Bob Metz, who came to Bolton Hill only in 2019 after a rich and full life in Pittsburgh, died on Oct. 23, at the age of 71. He was living with his sister, Patricia A. (Trish) Metz, in what she called “the great sibling experiment.” Overall, she said, it was a success, if too short.
Before his retirement and arrival from Pennsylvania, Robert Charles Metz served as a priest for a Greek Catholic church. He also owned a children’s bookstore and served as director of the Wilkinsburg Public Library. He was a graduate of Duquesne and Michigan universities. He loved books and classical music and relished being able to walk to the Meyerhoff Symphony Hall and to concerts at Peabody Institute.
At a recent remembrance service at Brown Memorial Presbyterian Church, Trish said this about her brother:
In The Year of Magical Thinking, Joan Didion wrote: “Life changes fast. Life changes in the instant. You sit down to dinner and life as you know it ends.”
Bob had many plans for retirement…. The long-term goal was to visit all the Carnegie Libraries in the world and the short-term to read all the Caldecott winner and honor books. (Caldecott annually recognizes the preceding year’s “most distinguished American picture book for children.”). There have been 368 Caldecott awards. And if I understand Bob’s recordkeeping, he read all but 23, thanks in large part to the outstanding Enoch Pratt and Baltimore County libraries’ children collections.
Bob didn’t do so well with the Carnegie Libraries. He only visited 58 of the 2,811 libraries that Andrew Carnegie funded around the world. On our first Christmas holiday trip in 2015 to Hawaii, he visited the furthest U.S. Carnegie library, in Honolulu. Last Christmas, our holiday trip was to Scotland where Bob visited not only the very first Carnegie Library in the world, located in Dunfermline, but also the birthplace of Andrew Carnegie.
Bob loved words. He valued good writing and in turn worked hard to put together the perfect combination of words for any given situation. Former parishioners said he gave wonderful sermons. Colleagues said he produced attention-grabbing newsletters, announcements and flyers for his children’s bookstore, for community events he organized for a retail bookstore, and for the library where he worked. The extra notes he added to cards were always witty and a delight. Bob also liked word puzzles – Wordle, Spelling Bee, and crosswords. As his health was declining, he told me his entire life revolved around words, and wasn’t it interesting that he now struggled to communicate.
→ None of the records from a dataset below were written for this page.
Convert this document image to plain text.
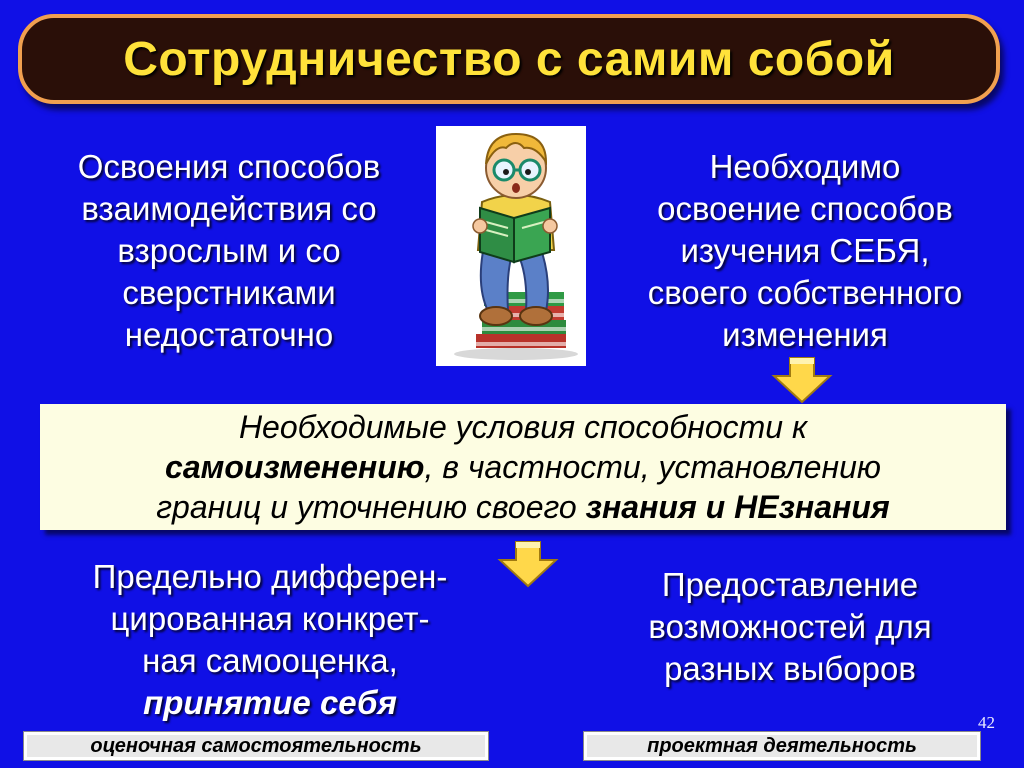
Сотрудничество с самим собой
Освоения способов
взаимодействия со
взрослым и со
сверстниками
недостаточно
Необходимо
освоение способов
изучения СЕБЯ,
своего собственного
изменения
Необходимые условия способности к
самоизменению, в частности, установлению
границ и уточнению своего знания и НЕзнания
Предельно дифферен-
цированная конкрет-
ная самооценка,
принятие себя
Предоставление
возможностей для
разных выборов
оценочная самостоятельность	проектная деятельность
42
Bob was thoughtful. He listened and remembered. When he knew someone had a sick relative or upcoming surgery, a new baby in the family, they just returned from or were going on a trip, started a new job, or bought a new car, Bob would ask that person for an update. He did this before our exercise classes at the Y and at Atrium social events.
Bob was quiet in a world of talkers. I think his quiet nature made people talk more. I told him if he didn’t speak up others would keep talking. Unlike teachers, talkers don’t understand the importance of wait-time. But ever the gentleman, Bob would never interrupt the talkers and he listened patiently.
For the past month, people have said to me that they are sorry for my loss. However, Bob was more than just a brother. He was a cousin, parish priest, partner, colleague, collaborator, and co-worker, friend, neighbor, and acquaintance. And so, I say to each of you: I’m sorry for your loss and I thank you for being an important part of Bob’s beautiful life.